Each CI collected on a concentration is constructed to have 95 percent coverage probability. Is it true that the entire experiment has the same coverage probability? That is, can we say “If we repeated this experiment, we would expect that all of our CIs would cover the true value of their respective estimands $100(1 - \alpha)$ percent of the time.”

If false, evaluate the coverage probability of the entire experiment.

3.2.3 Adjusted CIs

Spoiler: 3.2.2 is false. Propose an adjusted CI for each of the $m$ concentrations such that the entire experiment has $100(1 - \alpha)$ percent coverage.

4 Uniform CIs

Let $Y_1, \dots, Y_n \overset{i.i.d.}{\sim} \textrm{Unif}(0, \theta)$.

4.1 Properties of the MLE

4.1.1 Regularity conditions

(This is a review of material covered in homework and lecture examples). Solve for the MLE. Identify any violations of regularity conditions.

4.1.2 Bias of the MLE

Solve for the bias given $n$. Is it possible to construct an unbiased estimator based on your solution? Also, is the MLE asymptotically unbiased?

4.2 Confidence intervals

Let $Y_{(n)}$ be the $n$th order statistic (i.e., the maximum of observations).
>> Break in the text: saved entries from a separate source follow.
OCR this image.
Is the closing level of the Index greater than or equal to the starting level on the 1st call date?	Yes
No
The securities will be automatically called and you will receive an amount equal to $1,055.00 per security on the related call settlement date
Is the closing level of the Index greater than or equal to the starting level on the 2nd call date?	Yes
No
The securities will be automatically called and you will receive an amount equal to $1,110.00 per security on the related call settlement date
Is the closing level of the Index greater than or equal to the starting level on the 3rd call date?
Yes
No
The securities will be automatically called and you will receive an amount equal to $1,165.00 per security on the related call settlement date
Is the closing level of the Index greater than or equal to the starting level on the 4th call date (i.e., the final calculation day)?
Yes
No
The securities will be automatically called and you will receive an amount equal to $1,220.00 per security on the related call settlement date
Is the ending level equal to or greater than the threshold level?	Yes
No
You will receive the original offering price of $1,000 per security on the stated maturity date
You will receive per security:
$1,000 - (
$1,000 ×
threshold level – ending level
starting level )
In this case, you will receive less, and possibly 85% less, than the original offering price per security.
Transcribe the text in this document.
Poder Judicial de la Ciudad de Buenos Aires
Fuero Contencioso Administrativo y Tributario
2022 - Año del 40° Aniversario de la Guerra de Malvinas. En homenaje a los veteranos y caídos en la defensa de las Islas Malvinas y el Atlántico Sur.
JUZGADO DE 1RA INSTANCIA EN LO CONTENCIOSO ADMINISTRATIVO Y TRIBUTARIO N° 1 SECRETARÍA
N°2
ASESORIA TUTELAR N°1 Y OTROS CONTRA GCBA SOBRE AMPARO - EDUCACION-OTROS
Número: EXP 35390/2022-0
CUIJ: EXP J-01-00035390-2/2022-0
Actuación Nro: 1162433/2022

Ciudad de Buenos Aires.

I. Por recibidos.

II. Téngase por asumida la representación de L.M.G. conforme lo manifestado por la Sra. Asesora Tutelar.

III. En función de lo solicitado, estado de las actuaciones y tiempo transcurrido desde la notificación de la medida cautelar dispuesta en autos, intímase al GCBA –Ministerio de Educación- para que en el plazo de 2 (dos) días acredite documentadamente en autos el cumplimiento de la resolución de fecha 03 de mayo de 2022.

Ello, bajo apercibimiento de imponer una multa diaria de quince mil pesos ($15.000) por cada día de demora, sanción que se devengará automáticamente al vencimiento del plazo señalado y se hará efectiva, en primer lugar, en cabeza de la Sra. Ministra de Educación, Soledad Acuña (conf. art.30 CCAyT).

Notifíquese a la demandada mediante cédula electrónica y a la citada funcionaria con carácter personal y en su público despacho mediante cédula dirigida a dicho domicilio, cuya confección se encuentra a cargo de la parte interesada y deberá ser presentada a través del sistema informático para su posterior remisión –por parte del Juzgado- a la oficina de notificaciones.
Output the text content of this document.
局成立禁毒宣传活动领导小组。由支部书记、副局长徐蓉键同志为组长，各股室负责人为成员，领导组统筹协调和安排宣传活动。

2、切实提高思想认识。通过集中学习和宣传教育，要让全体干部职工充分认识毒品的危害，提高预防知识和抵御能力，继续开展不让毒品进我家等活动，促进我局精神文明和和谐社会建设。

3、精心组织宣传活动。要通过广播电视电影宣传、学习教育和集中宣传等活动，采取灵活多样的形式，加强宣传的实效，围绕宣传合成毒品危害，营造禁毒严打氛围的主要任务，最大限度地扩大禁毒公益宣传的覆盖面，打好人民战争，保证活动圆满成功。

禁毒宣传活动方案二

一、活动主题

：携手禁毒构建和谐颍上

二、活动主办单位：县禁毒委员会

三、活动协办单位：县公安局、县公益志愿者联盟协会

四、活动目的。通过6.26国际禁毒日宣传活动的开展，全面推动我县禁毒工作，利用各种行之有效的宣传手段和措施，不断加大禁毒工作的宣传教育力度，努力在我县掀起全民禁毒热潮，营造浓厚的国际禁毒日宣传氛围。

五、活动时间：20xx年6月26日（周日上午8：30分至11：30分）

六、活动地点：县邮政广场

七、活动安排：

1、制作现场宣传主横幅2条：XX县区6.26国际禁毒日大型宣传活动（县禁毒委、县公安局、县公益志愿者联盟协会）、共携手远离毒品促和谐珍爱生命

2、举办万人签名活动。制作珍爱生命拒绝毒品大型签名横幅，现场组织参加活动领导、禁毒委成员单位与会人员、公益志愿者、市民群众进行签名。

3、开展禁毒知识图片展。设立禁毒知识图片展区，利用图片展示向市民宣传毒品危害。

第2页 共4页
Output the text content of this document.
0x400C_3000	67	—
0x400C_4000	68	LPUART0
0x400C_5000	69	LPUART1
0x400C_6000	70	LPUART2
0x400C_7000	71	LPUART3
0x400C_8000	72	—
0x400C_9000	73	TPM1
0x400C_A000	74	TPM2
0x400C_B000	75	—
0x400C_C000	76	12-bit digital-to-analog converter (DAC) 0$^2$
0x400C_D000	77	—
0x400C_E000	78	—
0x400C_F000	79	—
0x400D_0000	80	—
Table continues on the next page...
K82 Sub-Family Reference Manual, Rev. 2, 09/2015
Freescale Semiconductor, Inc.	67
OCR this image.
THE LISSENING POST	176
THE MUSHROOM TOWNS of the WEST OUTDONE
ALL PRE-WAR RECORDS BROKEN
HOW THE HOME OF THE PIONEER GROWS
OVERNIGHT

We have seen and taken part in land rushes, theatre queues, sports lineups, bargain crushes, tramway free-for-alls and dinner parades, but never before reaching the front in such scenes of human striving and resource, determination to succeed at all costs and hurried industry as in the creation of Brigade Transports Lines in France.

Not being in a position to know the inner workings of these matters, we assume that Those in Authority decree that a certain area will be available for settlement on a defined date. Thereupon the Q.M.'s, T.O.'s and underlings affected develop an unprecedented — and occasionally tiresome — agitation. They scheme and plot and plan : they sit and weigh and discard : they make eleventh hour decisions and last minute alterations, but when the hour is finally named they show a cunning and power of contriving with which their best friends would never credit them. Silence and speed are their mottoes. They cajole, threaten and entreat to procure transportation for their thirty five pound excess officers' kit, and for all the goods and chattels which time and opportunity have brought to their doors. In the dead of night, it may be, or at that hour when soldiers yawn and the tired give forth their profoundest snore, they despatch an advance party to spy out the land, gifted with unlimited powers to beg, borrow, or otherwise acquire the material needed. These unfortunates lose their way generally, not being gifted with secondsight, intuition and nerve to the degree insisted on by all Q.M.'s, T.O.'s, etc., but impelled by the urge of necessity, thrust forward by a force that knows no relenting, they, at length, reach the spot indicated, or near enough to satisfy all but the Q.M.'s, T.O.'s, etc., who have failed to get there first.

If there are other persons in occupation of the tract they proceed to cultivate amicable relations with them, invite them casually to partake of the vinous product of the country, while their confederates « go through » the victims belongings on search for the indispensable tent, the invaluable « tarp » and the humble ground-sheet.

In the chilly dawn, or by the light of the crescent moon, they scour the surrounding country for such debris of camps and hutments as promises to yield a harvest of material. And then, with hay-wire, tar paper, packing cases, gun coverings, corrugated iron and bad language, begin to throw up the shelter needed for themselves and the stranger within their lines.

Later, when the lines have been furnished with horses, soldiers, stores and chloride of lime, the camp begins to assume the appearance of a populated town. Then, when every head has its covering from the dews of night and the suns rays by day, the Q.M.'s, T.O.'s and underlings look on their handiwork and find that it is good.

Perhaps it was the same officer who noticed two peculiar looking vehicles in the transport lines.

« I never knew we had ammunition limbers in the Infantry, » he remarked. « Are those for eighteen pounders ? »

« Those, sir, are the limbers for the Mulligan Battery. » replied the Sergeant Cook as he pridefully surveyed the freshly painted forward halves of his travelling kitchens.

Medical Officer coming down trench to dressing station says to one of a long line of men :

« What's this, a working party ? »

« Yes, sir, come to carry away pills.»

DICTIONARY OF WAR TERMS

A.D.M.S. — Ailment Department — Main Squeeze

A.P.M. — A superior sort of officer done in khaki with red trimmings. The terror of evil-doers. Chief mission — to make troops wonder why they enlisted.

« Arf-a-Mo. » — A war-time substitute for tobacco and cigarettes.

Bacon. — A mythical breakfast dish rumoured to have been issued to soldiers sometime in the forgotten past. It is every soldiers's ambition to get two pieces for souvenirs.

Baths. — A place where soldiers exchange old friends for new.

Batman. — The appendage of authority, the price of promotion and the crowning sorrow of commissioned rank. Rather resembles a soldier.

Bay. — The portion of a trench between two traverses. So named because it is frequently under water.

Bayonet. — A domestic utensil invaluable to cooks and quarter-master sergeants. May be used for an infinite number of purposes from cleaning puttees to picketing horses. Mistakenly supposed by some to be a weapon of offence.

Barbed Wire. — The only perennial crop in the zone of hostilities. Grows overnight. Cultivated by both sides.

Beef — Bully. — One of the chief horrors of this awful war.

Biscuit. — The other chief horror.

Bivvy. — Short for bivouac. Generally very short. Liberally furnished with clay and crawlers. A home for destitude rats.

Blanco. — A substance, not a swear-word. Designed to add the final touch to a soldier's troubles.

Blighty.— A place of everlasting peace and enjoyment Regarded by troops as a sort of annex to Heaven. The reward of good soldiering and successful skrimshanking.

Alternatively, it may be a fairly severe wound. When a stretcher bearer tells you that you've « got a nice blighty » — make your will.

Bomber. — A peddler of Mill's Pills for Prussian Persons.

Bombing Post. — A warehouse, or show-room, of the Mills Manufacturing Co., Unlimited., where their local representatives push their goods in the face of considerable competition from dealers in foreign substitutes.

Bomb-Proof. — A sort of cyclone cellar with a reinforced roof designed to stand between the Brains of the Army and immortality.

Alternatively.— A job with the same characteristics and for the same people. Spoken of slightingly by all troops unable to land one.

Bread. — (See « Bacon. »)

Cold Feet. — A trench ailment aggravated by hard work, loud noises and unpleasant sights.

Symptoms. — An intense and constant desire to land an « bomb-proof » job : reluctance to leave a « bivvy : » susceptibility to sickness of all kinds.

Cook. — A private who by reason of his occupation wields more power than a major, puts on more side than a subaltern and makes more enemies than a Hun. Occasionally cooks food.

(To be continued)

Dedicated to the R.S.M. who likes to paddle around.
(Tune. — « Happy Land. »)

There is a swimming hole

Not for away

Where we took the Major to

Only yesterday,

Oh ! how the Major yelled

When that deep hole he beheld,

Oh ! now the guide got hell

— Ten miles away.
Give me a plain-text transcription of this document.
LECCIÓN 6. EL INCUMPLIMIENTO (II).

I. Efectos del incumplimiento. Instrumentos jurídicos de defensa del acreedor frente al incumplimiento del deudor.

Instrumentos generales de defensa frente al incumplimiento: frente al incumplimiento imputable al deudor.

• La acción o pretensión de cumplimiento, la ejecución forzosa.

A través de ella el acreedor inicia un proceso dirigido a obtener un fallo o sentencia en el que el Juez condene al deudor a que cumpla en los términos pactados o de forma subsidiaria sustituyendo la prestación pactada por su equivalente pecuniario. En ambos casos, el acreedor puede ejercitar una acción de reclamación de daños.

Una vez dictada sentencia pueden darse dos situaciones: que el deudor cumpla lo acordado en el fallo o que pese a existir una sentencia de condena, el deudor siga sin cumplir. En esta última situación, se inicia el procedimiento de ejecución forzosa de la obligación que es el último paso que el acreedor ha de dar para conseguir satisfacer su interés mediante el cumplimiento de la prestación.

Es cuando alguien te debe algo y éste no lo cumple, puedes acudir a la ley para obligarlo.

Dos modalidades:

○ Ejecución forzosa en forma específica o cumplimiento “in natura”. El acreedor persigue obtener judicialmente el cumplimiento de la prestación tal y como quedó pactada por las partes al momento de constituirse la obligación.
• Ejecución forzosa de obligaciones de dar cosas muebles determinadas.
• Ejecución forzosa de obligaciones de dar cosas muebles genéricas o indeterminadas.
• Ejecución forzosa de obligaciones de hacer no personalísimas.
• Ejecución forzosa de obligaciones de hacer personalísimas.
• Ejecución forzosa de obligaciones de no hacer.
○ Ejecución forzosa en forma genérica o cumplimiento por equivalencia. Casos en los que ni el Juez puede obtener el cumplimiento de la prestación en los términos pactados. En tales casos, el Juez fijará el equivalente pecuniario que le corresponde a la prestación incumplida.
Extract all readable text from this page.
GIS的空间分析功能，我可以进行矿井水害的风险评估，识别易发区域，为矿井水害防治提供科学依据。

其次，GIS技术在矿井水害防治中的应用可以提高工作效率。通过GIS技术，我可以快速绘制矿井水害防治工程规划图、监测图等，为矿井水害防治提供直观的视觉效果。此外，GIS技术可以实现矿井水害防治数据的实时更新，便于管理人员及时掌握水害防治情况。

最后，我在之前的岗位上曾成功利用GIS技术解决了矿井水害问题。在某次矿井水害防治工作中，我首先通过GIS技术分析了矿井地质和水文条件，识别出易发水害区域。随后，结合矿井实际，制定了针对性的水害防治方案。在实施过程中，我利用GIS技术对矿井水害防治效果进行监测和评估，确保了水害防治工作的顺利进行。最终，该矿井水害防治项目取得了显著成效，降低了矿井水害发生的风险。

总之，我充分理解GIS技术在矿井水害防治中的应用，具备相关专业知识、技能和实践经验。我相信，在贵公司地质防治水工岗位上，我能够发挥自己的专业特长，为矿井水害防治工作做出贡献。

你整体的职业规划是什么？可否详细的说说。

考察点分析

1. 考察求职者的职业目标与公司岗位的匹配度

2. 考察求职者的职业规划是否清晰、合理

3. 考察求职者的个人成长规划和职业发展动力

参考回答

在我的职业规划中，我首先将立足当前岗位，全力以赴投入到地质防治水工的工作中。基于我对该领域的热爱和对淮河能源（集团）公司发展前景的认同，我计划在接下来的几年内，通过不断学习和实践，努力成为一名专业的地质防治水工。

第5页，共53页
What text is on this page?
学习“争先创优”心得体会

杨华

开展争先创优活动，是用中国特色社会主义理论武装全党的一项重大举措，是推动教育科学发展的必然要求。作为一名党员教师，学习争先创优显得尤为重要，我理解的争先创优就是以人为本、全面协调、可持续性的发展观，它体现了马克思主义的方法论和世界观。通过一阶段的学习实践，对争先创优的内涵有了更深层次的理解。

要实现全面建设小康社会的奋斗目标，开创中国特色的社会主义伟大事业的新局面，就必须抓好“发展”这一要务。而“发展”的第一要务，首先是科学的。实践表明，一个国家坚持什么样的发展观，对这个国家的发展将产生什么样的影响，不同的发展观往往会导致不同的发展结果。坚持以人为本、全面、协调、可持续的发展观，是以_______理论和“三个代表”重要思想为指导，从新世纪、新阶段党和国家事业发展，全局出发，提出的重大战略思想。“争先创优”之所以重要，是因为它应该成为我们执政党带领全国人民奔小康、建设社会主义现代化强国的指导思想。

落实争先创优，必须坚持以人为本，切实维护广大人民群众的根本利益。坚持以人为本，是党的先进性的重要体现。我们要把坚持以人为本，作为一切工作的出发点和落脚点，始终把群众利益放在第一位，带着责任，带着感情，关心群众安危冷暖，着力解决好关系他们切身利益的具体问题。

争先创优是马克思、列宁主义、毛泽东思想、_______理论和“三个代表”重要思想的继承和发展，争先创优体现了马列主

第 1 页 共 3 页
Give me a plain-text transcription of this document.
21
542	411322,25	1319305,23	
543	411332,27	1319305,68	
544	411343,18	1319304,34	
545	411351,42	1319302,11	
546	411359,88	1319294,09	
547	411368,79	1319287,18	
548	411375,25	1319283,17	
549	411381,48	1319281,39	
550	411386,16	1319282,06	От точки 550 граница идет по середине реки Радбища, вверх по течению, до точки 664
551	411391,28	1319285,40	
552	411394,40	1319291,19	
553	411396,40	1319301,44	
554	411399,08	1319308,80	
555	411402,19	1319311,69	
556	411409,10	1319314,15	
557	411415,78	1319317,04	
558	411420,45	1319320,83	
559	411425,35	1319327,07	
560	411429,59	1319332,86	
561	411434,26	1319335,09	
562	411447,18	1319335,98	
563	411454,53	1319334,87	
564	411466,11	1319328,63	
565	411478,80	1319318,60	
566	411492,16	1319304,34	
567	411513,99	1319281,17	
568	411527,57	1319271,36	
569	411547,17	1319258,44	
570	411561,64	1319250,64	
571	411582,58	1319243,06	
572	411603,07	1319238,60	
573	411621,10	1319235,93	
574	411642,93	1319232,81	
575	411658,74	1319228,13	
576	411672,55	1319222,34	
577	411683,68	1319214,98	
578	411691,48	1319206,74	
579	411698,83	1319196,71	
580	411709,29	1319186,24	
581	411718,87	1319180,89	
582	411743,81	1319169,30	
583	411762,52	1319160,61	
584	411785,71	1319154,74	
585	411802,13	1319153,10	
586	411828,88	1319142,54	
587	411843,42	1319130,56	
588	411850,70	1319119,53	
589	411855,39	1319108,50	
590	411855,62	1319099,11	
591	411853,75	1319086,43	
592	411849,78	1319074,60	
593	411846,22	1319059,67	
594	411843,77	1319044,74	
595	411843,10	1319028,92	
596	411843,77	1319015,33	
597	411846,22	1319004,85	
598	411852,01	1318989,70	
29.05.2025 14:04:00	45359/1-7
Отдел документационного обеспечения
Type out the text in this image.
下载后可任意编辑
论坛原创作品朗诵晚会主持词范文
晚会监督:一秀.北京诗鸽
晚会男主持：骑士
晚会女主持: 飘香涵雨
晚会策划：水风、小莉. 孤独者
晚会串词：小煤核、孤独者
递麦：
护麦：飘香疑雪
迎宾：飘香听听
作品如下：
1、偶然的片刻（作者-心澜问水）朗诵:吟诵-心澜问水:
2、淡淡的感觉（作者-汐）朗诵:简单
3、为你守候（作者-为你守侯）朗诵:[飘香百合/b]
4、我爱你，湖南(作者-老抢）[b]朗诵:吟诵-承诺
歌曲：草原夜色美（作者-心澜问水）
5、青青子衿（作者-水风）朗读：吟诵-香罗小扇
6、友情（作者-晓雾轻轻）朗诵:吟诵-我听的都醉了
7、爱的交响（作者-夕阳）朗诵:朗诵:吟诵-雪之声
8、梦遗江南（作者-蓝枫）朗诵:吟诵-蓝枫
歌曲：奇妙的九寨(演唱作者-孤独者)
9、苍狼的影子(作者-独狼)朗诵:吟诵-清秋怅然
Consider the two interval estimators:

$[a Y_{(n)}, b Y_{(n)}]$, where $1 \leq a \leq b$
$[c + Y_{(n)}, d + Y_{(n)}]$, where $0 \leq c \leq d$

In which of these cases does the coverage probability depend on $\theta$?

5 Poisson fun times

Let $Y_1, \dots, Y_n \overset{i.i.d.}{\sim} \textrm{Pois}(\lambda)$.

5.1 Poisson NEF

Show that the Poisson is a member of the NEF and use properties of the NEF to determine the MLE and its asymptotic distribution

5.2 Confidence interval using MLE

Using the results from (5.1), construct an asymptotic $100(1 - \alpha)$ percent confidence interval.

5.3 Confidence interval

Replace the estimand in (5.2) with an appropriate statistic to construct an alternate 100(1−α) percent CI.